2. The Station Agent
Thomas McCarthy's acting work has seen him take on the likes of Meet The Parents, Good Night And Good Luck and 2012, but his best film arguably remains one that he wrote and directed himself.
The Station Agent casts Peter Dinklage (now, of course, known for Game Of Thrones) as a quiet man who's happiest residing in an abandoned train station as he comes to terms with a recent loss. His path crosses though with other people battling loneliness in their own way, and The Station Agent centres on three characters who gradually come together as friends.
There's no fuss to either the story McCarthy is telling nor the manner in which he tells it. Pretty much from the off, you're left feeling that this is just a little off the beaten track, and by the time the credits roll, you're not just saluting the majesty of Dinklage's work here, but also more than likely appreciating the fact that a film with on the surface small ambitions can achieve so much. Peppered with humour, The Station Agent is a warm, wonderful piece of cinema.
1. American Splendor
Paul Giamatti has a catalogue of excellent performances that it'd need a good article or two to fully work through. But maybe his best is his turn as Harvey Pekar in the utterly unconventional comic book adaptation, American Splendor.

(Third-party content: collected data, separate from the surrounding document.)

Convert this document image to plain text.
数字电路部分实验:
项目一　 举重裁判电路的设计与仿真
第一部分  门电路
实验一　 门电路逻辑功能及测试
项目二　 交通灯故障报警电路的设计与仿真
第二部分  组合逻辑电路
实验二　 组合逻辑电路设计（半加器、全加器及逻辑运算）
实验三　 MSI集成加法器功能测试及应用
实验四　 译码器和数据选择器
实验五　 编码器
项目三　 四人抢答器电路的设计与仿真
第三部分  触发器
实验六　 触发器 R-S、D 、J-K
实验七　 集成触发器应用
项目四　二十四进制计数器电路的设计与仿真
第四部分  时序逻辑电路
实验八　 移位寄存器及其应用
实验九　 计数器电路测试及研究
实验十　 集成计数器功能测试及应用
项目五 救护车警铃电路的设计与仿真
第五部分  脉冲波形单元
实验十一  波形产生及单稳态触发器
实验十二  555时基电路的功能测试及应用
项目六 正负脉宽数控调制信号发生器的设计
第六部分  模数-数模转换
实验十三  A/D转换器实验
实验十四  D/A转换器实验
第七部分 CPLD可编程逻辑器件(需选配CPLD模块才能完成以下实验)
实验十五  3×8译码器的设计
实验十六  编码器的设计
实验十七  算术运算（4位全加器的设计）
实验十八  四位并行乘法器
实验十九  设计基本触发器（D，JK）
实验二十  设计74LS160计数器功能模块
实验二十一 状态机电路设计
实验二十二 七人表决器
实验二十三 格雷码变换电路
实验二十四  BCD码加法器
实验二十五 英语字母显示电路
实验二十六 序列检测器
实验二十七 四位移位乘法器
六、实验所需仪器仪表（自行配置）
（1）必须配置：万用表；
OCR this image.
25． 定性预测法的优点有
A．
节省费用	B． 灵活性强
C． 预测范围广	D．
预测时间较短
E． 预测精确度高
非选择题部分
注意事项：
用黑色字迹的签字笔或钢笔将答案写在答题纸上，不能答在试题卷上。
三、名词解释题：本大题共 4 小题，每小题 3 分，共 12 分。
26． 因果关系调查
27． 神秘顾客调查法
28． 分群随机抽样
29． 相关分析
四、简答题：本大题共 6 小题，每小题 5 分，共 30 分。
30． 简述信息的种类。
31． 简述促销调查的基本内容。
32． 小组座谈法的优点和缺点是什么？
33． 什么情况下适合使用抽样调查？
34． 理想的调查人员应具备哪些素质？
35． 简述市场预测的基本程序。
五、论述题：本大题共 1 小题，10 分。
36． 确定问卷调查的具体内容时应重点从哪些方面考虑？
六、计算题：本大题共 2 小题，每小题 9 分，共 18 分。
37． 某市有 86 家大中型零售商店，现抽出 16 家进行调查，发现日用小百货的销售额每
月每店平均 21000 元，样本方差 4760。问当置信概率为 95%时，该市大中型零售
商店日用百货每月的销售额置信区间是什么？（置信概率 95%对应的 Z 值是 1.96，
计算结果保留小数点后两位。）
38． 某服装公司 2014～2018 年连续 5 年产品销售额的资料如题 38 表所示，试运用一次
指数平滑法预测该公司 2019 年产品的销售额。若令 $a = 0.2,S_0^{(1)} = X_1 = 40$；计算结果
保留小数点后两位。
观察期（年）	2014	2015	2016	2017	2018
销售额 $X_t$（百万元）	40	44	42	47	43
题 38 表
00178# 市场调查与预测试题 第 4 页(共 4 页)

To be fair, the source material was a little different too, given that it's based on Harvey Pekar's autobiographical series (specifically including Our Cancer Year, written with his wife, Joyce Brabner). At first glance, this is a straight biopic of Pekar, with Giamatti taking on the role. But directors Shari Springer Berman and Robert Pulcini wonderfully rip up the rule book by having the real life Pekar punctuate the film. They've got other tactics too to shake up the conventions of the biopic, and incredibly, they pull it off.
It does inevitably take a little time to settle, but American Splendor soon becomes a fascinating, unpredictable and enthralling adaptation. Pekar doesn't always come out of it too well, but there's no glamorisation here, nor an exaggeration the other way. Instead, you get a film that relates a fairly down-to-earth life, which also factors in a look at how it is to be depicted in a film (a subject Pekar would go on to explore his subsequence comic book, American Splendor: Our Movie Year).
It also says a lot about the courage of Paul Giamatti as an actor to appear alongside the man he's portraying on screen at the same time. How many other actors would be willing to do that?
American Splendor really is something special, that we're desperately trying not to spoil by saying too much about it. It's a bold approach, brilliantly executed. It's also a fitting testament to Pekar, who passed away in 2010. He leaves behind one of the best comic book adaptations and one of the best biopics of the past 20 years.